1) Many of the systems we are using today like Facebook or Uber or one of these hyper-scale types of companies, were often developed quickly. They were building something that hadn’t necessarily been done before, so they were anticipating behaviors without knowing exactly what would resonate.
The speed at which the systems had to be developed also meant that the amount of planning was more a seat of the pants activity. Every group was building their part, often in isolation, with different people that had different favorite tools.
Going back to MySpace, if I recall correctly, they wrote the original version in less than a month. So, that led to real spaghetti systems that then required the development of other tools to deal with the mess the system was to avoid having to rewrite the system.
That gave us things like Hudi, Presto, etc., so the initial problem was a lack of planning to begin with.
2) The rise of cloud computing, while super convenient, has created an entire ecosystem around how to keep your costs down. The data lake is in part a response to that since storage is cheaper than computing, so by leaving it out of a database, you have a lower cost.

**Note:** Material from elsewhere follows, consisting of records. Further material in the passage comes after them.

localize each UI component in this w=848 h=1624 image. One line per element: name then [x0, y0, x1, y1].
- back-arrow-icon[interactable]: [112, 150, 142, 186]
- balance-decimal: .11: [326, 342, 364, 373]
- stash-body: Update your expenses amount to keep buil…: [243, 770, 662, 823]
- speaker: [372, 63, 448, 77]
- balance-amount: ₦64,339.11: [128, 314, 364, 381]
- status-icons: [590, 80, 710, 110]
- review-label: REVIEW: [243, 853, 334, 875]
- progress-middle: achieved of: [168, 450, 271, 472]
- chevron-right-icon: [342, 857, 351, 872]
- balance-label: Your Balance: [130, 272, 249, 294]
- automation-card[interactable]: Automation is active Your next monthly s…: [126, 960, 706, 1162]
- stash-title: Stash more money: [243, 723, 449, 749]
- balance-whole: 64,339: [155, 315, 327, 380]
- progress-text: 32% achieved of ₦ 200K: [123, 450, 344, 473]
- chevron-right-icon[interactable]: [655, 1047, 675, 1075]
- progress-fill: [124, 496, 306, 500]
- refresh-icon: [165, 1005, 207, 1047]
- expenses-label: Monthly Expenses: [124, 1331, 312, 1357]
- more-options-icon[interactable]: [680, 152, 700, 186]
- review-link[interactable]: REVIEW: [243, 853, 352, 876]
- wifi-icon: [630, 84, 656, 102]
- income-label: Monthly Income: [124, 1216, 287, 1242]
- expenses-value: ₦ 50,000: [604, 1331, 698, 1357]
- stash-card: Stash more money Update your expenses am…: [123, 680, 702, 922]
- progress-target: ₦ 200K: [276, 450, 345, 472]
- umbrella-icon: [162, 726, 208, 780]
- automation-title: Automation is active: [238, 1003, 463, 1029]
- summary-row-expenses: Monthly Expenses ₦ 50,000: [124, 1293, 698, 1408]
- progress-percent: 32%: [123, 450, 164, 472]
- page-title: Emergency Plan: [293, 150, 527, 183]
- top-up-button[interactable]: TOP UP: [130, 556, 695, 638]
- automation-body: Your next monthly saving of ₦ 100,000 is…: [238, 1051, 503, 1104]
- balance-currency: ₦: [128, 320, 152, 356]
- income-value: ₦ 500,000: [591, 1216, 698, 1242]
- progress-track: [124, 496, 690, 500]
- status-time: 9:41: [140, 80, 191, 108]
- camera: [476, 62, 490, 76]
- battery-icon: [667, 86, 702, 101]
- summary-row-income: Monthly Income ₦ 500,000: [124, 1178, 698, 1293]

Data egress fees are also a big deal, so you want to push down your queries to resolve as much as possible before the data comes back to you. Leaving it in the data lake gave rise to table formats like Hudi, Iceberg, and Deltalake, and indexing systems like Varada.
So, now we have another mess to deal with and are inventing clever tools to work with it instead of rewriting the core systems.
And that is the rub right there. To move to a data mesh philosophy, you have to rewrite everything. No one rewrote it to deal with the original mess; they came up with clever technology to manage the messes, so are they going to rewrite it for this philosophy? Probably not.
I think the closest you get at the moment would be her point 4, “federated computational governance”. I see Starburst talking a lot about data mesh, and they basically satisfy that point.
The company is founded by the inventors of Presto at Facebook, which they have evolved into Trino, but a big advantage to their tech is their data connectors for federated queries. You can join all sorts of things, all over the place, on-prem, on the cloud, you name it.
Sounds like a mesh to me, and I think that’s as close as you are going to get in the real world.
Let’s be honest though, most companies aren’t these massive organizations with high-velocity data and a need for near real-time analysis.
They don’t have sophisticated data analysts that are going around to their company-published data stores to find what they need. The companies that are in that space, are not in a position to rewrite their systems.
It’s possible that you are building something new and want to design around that concept, but again, there aren’t necessarily the tools to do it.
I think you should spend your time doing a really solid job of designing your system, to begin with. Understand it as best you can and take the time to build it so it will be extensible, flexible, and reliable.
It’s worth being aware of what is going on in the space, but don’t overcomplicate your systems with a bunch of black boxes that can fail and no one understands.